Although large-scale agricultural organizations claim that pesticides and herbicides don’t harm humans, we now know that they disrupt our gut bacteria via the shikimate pathway. Since 70–80% of the human immune system is located in the gut, consuming fruits and veggies that have been treated with lots of chemicals can impair our health. When you shop smaller local CSAs and markets, though the farms may not be officially certified organic, there is a high chance of them being more naturally grown.
On an intuitive level, ancestral health strategist Daniel Vitalis theorizes that we can benefit by cultivating an internal microbiome that corresponds with our external environment.
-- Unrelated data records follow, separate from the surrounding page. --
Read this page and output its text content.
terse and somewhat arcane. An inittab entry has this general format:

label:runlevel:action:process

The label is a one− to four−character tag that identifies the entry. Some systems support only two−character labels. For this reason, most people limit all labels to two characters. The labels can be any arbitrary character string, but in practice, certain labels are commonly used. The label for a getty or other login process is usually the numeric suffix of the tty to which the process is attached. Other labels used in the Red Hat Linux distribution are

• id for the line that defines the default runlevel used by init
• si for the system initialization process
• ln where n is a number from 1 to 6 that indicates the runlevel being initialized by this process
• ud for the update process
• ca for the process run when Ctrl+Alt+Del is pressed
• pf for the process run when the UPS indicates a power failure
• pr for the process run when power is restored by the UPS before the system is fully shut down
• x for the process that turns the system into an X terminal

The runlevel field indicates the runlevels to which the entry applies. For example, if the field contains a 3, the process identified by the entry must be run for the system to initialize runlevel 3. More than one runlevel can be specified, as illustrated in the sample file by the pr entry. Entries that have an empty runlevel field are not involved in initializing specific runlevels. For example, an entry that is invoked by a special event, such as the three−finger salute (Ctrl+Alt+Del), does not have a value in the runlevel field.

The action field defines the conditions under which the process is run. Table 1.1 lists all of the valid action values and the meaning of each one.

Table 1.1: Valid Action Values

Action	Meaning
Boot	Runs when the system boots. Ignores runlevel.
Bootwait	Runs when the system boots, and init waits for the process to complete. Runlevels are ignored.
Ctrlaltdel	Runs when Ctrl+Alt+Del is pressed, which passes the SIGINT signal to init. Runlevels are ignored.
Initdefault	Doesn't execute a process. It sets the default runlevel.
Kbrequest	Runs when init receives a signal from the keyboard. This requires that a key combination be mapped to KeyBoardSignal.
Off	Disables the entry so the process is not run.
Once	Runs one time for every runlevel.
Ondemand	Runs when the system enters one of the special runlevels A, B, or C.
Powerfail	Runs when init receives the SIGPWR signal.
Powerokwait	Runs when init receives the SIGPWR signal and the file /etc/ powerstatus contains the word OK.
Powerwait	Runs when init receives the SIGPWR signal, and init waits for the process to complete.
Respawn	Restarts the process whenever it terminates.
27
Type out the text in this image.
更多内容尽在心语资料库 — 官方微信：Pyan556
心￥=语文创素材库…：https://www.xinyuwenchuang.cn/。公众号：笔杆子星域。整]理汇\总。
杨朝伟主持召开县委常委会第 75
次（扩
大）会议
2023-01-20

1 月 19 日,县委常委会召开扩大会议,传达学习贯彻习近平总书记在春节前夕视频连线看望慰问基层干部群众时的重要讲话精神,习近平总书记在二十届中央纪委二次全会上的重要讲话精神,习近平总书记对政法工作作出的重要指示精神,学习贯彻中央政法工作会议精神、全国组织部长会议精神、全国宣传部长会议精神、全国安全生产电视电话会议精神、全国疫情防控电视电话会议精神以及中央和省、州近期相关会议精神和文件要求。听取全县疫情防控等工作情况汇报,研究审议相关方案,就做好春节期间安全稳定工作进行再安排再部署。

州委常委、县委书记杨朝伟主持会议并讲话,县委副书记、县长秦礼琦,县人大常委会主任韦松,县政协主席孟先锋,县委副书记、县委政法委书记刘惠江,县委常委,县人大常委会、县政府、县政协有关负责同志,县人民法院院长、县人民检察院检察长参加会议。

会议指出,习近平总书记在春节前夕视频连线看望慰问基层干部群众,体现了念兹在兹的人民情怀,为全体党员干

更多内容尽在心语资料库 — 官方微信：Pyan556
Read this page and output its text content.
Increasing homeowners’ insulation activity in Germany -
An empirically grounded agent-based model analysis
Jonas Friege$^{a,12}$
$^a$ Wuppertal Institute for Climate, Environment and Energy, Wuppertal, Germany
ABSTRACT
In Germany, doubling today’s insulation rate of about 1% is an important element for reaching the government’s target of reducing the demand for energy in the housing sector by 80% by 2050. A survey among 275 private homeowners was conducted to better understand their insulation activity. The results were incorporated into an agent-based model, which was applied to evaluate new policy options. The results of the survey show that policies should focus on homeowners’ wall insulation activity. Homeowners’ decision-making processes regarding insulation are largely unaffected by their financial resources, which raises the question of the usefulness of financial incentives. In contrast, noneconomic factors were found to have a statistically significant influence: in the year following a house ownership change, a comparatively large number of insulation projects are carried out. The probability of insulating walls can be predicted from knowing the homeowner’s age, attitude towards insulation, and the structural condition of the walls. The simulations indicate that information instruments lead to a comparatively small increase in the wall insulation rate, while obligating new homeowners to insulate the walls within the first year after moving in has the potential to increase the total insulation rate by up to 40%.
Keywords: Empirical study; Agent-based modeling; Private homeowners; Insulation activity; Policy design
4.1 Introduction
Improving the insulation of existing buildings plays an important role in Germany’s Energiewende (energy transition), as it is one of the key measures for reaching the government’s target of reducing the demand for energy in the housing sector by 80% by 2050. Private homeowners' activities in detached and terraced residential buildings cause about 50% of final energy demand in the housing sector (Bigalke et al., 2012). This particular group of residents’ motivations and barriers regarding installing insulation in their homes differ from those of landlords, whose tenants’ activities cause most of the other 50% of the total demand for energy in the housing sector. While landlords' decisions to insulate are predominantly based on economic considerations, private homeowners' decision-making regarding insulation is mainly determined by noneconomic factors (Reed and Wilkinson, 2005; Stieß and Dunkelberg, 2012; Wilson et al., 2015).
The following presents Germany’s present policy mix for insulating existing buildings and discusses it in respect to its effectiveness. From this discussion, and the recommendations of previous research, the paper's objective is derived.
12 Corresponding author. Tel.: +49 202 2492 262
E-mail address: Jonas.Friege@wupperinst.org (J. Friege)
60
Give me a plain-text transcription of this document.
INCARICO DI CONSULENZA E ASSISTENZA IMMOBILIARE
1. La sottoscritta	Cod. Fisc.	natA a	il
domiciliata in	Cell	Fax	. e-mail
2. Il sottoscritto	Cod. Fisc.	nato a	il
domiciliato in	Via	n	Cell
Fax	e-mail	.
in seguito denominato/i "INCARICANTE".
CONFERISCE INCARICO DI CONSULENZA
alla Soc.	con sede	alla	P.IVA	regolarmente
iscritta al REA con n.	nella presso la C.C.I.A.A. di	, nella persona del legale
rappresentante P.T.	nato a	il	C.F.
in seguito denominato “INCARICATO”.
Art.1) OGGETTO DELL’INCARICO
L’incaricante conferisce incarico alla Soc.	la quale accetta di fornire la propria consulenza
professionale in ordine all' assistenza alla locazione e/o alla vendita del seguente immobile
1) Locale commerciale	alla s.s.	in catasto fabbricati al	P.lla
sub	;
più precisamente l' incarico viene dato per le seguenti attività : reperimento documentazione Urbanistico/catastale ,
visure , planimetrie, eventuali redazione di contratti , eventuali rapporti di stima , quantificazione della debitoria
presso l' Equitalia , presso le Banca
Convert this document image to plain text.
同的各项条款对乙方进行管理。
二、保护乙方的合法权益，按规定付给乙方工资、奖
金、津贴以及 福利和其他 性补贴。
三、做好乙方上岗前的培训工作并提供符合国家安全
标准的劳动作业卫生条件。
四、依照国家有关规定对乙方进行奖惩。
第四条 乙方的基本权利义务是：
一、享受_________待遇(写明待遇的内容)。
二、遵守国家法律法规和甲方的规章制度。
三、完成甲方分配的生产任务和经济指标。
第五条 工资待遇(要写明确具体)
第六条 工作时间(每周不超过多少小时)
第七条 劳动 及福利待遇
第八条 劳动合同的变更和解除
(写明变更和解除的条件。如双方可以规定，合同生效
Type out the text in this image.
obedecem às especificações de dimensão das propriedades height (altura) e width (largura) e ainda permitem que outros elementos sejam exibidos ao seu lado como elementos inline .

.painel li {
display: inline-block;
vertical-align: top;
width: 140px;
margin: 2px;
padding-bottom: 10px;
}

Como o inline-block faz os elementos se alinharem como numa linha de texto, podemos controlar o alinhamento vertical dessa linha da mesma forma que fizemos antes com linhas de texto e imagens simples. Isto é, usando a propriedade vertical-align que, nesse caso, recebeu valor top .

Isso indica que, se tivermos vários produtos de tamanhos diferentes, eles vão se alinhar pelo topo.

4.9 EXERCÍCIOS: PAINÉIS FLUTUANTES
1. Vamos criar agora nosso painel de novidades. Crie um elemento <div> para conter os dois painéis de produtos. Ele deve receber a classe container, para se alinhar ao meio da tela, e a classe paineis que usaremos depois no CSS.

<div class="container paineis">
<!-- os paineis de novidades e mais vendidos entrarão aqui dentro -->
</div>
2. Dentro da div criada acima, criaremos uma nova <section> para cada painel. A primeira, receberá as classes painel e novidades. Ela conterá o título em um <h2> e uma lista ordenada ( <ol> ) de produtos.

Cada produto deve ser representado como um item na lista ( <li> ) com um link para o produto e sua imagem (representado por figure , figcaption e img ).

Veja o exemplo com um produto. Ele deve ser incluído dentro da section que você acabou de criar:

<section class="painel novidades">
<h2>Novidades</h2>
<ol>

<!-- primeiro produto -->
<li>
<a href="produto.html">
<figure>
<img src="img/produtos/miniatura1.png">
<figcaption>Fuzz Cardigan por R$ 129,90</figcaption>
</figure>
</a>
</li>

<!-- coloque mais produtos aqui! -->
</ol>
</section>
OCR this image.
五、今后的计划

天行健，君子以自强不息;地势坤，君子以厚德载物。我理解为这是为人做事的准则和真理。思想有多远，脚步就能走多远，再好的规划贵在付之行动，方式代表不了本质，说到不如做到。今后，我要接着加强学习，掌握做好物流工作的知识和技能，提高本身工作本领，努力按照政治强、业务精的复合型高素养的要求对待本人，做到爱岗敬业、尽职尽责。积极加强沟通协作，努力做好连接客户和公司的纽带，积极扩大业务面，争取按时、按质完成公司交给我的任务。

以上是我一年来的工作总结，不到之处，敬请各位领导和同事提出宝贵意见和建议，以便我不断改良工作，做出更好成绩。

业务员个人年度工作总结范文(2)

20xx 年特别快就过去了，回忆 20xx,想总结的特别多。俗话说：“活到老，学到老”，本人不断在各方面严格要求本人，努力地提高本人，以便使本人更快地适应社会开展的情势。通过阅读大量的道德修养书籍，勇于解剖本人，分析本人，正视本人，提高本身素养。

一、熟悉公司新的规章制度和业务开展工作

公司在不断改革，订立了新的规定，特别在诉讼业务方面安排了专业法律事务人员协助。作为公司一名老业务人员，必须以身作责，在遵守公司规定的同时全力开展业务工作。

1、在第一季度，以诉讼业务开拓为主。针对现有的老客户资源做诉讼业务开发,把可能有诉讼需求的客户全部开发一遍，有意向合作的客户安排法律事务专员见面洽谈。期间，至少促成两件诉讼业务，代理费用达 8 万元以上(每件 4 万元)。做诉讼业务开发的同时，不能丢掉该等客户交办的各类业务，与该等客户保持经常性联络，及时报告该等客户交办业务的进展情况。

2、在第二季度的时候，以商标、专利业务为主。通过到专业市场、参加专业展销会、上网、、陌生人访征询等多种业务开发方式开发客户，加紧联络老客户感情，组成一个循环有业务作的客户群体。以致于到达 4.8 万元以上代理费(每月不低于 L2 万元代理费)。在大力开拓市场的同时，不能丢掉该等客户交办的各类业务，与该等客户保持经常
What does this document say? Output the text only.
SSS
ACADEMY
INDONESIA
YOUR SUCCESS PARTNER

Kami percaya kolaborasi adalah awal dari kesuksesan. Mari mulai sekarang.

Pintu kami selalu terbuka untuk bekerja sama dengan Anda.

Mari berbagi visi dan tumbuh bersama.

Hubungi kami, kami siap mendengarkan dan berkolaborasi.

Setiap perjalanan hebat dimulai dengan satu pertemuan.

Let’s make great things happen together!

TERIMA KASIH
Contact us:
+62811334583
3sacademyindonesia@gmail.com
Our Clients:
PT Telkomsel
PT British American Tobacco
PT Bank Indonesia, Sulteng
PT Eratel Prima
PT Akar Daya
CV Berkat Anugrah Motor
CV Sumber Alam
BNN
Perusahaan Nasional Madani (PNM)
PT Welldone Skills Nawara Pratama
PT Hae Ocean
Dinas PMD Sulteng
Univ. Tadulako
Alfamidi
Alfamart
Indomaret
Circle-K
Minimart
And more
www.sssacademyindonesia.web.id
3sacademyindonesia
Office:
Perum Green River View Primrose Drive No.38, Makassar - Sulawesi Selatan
If you are living in, for example New York City, amongst the native pollens, mites and microbiota of that area, but consuming foods shipped in from Mexico, Florida and China, your endogenous system won’t be in harmony with your external environment. You might have heard the idea that eating raw local honey is like an inoculation against seasonal allergies. This theory carries on from that concept.
In addition, seasonal produce that has been allowed to ripen in the sun, harvested, purchased and consumed quickly is left with more antioxidants and beneficial phytonutrients than those that took 3 or 4 weeks to cross a continent before they got on your plate. These nutrient-dense farm-to-plate foods support robust health and immunity, much more so than those that are picked early, treated with gases and then coated with wax to keep them ‘fresh’ while they are shipped.
Seasonal Eating and Health
Beyond hard western science, we can consider what eastern medicine has to say about the energetics of eating seasonally. Sticking with nature’s current offering of produce can help us stay in balance through the seasons with the appropriate level of energy and body weight.
In the winter, we need hearty, earthy dishes to keep our energy grounded and glowing through the cold season. Green leaves eaten in the spring help the body cleanse and rejuvenate after a winter of eating heavier warming foods. Cleansing foods are catabolic, meaning they help us shed excess weight and release energy stores. In summer, colorful warm-weather fare like berries, tomatoes, cucumbers and melons keep the skin fresh and the body feeling light and cool through the heat.
Letting the body’s energy flow with the seasons links us with the Earth and gives us a healthy connection with the passing of time. This is an ancient and instinctual practice that we can re-engage with to stay looking and feeling great throughout the seasons.
Have you noticed benefits from eating seasonally?